4WhiteWolf25. März 2022
30 Zone in den Städten ist kontraproduktiv, da viele bei dem Tempo im 2.Gang unterwegs sind und so mehr Treibstoff verbrauchen als bei ruhiger Fahrt mit 50 Km/H im 4.Gang
3WhiteWolf25. März 2022
Die Leute denen der Spritpreis egal ist, werden weiterhin auf das Gaspedal treten und Ihre Sportboliden oder großen SUVs in der Stadt bewegen. Diejenigen denen der Spritpreis zu schaffen macht, die fahren nun schon automatisch spritsparender wodurch ein Tempolimit überflüssig wird.
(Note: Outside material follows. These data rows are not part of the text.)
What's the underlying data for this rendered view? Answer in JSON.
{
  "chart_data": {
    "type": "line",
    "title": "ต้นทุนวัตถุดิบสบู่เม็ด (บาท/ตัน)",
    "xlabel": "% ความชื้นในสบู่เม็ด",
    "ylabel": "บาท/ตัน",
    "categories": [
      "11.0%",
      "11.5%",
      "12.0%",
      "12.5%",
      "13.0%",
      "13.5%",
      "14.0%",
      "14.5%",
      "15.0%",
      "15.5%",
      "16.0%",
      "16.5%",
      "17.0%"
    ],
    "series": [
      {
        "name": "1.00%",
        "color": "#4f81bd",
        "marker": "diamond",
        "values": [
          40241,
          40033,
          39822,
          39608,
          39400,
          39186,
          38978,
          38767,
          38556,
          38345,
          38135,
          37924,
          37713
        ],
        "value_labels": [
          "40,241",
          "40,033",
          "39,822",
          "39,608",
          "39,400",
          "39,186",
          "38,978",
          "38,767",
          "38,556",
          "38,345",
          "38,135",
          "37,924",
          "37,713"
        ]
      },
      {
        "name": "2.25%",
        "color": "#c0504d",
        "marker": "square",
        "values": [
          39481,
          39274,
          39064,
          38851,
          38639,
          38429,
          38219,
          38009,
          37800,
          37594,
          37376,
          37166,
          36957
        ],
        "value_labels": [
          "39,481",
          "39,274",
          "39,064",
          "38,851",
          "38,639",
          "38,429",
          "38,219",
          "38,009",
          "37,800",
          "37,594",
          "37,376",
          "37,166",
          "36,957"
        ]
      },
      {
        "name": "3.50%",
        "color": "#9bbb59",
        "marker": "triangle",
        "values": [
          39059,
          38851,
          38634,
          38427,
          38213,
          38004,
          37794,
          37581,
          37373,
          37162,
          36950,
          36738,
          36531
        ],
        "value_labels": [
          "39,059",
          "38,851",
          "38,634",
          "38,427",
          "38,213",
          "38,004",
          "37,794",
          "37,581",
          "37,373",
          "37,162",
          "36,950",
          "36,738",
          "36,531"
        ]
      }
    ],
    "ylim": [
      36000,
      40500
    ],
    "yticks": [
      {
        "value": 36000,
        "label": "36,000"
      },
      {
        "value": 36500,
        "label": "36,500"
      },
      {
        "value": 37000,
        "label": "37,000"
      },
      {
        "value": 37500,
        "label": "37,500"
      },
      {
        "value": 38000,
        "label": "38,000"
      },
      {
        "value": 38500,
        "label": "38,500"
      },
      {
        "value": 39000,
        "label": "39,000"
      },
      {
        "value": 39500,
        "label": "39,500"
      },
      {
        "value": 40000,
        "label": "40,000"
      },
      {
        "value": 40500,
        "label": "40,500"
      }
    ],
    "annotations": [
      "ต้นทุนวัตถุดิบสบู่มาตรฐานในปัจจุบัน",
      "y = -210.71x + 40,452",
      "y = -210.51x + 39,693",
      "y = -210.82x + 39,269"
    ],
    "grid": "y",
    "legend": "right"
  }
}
Ich selbst habe eine Tankkarte von der Firma, fahre aber dennoch spritsparend und komme mit etwa 50 Liter Diesel im beladenen Caddy (1.6er mit 101PS) ca.1100 KM weit !!!
2thrasea25. März 2022
@1 "Laut Kemfert könnte man mit einem Tempolimit 5 bis 8 Prozent der russischen Ölimporte reduzieren". Mobilitätsforscher Andreas Knie: "„Bei einem Tempolimit von 100 km/h auf deutschen Autobahnen könnten wir 5 bis 10 Prozent Öl einsparen, ein Drittel davon kommt aus Russland.“ Noch mehr helfe seiner Meinung nach ein generelles Tempolimit von 30 Stunden­kilo­metern in Städten." <link>
1k6393225. März 2022
was meist vergessen wird: es bringt kaum was. Ich kenne eher Werte von 2% vom _gesamten_ Verbrauch, und zwar bei wirklich heftigen Schleichlimits. Und die Frage ist schon fast skandalös vorbestimmend gestellt.